Добавить в цитаты Настройки чтения

Страница 57 из 86

Они поднялись по осыпающейся тропинке, и Серафима Сергеевна встретила их со сдержанной радостью. Вряд ли она ждала, что случайные гости выполнят обещание. Вскоре она мягко, но недвусмысленно дала Овцыну понять, что у них с Эрой есть особый разговор и он тут лишний.

Лишний так лишний... Он надел плащ и пошел на бульвар, где под мелким, как пыль, дождичком гуляли люди, скоплялись у ларьков, фотографов и шашлычных, поднимали на память камешки, шишки, листья магнолий, кормили лебедей в прудах и дивились на чванливого павлина, распустившего пестрый хвост. И на пляже под бульваром были люди, не так много, как в солнечные дни, но порядочно.

Он дошел до пристани. Только что ошвартовалась сухумская «Ракета», из нее вываливались на берег растерянные экскурсанты, и он остановился у парапета, чтобы переждать этот поток. Свинцово-серое море, придавленное низким, косматым от облаков небосводом, ничем сейчас не отличалось по виду от осеннего Белого моря, от Балтики, да и от всех осенних морей, которые ему пришлось повидать. В будущем году экспедиция погонит суда на Амур. Наверное, осеннее Берингово море и осеннее Охотское море выглядят так же. Только увидит ли он эти моря?..

Овцын почувствовал на плече легкую руку и обернулся.

- Ты удивлен?- спросила Марина.

- Немножко, - сказал он.

- Рад?

- Несомненно. Мы с тобой никогда не ссорились, отчего же не порадоваться встрече?

- Это верно, - сказала Марина.- Нам не из-за чего было ссориться. Как живешь?

- В свое удовольствие, - ответил он. - А ты?

- Тоже радуюсь жизни.

- Ты похорошела, отрастила волосы.

- Заметил? - улыбнулась она.

- Ты не любила длинные волосы.

- И ты не любил. А мужу нравятся длинные волосы.
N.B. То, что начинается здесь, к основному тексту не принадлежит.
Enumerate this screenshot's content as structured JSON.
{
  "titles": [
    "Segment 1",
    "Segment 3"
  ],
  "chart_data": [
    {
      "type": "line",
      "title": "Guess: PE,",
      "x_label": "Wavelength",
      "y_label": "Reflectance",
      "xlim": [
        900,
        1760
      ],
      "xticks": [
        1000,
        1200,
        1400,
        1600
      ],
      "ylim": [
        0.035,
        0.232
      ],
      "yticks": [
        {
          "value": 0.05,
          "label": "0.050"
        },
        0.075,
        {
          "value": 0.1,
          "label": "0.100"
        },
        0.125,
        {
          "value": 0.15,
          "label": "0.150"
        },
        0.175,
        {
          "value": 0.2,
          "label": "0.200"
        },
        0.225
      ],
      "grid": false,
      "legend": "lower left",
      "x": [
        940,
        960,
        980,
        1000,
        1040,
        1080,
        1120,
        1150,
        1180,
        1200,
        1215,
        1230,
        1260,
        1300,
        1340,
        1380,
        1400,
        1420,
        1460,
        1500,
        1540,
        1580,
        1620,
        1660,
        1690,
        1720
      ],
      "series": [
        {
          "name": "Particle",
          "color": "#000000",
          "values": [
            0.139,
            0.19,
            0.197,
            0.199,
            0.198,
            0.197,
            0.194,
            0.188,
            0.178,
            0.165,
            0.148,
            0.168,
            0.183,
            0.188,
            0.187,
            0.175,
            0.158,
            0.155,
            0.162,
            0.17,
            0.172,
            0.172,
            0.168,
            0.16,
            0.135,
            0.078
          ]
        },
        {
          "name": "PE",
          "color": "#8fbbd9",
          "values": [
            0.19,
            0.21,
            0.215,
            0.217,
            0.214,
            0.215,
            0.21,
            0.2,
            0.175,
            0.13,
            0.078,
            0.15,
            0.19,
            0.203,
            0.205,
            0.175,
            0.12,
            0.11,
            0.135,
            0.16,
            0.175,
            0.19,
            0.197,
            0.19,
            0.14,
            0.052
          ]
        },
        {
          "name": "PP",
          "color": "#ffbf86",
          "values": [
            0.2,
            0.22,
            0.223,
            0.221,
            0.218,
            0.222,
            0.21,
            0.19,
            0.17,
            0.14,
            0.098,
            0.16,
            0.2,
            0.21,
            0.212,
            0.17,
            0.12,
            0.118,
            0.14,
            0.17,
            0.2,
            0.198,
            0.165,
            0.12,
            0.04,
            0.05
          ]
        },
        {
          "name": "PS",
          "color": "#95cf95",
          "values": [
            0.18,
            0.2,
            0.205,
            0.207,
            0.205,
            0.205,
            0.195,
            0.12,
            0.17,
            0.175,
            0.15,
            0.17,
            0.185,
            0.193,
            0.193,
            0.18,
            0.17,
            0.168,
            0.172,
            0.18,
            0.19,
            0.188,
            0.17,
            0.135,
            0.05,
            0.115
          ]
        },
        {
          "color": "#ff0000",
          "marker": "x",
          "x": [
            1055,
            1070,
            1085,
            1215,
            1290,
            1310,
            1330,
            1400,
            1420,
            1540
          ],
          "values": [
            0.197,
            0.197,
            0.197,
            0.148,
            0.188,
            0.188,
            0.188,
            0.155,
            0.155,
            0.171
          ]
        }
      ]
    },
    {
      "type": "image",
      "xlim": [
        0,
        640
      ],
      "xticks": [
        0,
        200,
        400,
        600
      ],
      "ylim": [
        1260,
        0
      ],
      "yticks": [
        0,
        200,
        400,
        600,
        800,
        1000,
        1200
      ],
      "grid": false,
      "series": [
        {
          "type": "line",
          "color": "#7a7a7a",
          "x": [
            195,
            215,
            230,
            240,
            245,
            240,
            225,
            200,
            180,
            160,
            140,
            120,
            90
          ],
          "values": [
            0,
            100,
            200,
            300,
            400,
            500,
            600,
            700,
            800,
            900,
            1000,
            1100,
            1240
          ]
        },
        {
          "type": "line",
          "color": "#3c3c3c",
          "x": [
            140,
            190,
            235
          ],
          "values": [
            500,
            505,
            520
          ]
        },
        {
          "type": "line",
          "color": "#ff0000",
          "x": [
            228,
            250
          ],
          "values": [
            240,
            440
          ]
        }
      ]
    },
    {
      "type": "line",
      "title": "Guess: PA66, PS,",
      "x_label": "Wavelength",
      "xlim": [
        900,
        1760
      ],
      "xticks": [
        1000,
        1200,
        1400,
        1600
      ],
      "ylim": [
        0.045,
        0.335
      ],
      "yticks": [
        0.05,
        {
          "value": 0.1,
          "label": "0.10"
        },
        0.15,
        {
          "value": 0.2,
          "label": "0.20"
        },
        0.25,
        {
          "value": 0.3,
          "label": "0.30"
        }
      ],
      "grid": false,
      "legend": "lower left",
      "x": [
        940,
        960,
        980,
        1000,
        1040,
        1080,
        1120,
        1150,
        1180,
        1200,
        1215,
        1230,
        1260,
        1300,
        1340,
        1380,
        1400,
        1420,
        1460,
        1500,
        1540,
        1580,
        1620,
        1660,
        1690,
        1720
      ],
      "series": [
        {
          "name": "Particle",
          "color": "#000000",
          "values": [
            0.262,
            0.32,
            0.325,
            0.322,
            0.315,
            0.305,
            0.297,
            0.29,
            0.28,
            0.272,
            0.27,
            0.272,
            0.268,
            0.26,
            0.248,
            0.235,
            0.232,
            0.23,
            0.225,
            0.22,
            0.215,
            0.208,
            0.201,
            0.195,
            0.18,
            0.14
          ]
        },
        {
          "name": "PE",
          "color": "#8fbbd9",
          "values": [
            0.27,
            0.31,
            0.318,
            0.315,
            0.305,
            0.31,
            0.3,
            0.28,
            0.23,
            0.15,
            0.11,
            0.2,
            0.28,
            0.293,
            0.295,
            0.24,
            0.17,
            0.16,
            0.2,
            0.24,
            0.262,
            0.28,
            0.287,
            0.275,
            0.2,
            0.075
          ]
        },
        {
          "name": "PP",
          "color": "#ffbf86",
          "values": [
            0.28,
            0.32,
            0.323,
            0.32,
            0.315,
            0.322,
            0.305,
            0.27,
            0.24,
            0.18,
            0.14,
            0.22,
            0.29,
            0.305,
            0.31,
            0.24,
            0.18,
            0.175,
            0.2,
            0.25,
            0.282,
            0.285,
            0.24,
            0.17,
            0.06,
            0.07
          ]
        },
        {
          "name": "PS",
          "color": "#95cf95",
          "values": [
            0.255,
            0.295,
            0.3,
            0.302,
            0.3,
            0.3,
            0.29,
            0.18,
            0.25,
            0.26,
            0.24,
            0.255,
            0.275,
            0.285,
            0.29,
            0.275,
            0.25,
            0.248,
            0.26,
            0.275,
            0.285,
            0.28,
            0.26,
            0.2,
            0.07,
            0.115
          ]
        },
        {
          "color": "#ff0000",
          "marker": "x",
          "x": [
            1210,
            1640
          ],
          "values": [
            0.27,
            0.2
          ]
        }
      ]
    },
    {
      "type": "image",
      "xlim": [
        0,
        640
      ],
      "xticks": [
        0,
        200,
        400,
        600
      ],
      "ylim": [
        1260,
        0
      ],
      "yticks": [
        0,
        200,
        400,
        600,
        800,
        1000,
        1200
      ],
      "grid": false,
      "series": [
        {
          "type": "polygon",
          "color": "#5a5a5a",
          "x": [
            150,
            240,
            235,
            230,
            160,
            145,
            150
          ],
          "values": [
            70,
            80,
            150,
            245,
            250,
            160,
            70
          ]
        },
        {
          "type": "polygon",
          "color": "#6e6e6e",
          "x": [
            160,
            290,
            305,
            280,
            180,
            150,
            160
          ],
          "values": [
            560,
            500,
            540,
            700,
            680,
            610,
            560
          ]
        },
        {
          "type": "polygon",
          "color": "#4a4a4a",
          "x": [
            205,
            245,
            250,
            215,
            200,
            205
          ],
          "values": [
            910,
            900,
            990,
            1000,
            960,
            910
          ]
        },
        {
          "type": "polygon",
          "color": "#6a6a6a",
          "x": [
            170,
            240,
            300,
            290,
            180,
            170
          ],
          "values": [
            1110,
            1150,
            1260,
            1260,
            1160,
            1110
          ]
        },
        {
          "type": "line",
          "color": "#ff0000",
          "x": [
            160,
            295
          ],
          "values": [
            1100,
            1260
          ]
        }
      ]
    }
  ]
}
- Почему же ты одна? - спросил Овцын.

- Он остался в Сухуми ловить рыбу. У него такая страсть. Он целыми днями ловит рыбу.

- Соломон рассказал мне, что ты вышла замуж.

- Для этого я ему и написала, - отозвалась Марина. - Мне он тоже все рассказал. Ты счастлив?

- Счастлив.

- Вот и хорошо... Где Эра?

- Дома. Вернее, в гостях. Завтра мы улетаем.

- Мы позже... Какой противный дождь!

- Говорят, в такую погоду рыба хорошо клюет,- сказал он.

- Не язви так мелочно, - поморщилась Марина.- Он очень любит меня. И давно. Он полюбил меня еще раньше, чем мы с тобой встретились. Но он не такой бойкий в этих делах, как некоторые...

- А ты его любишь? - спросил он.

- Люблю, конечно, - медленно проговорила Марина.- Но боже мой, как много разных смыслов имеет это слово...

- Да, слово емкое, - согласился он. - Не всегда угадаешь, что человек имеет в виду, когда говорит «люблю».

- Скажи, Иван, а что ты имел в виду, когда говорил «люблю» той, первой?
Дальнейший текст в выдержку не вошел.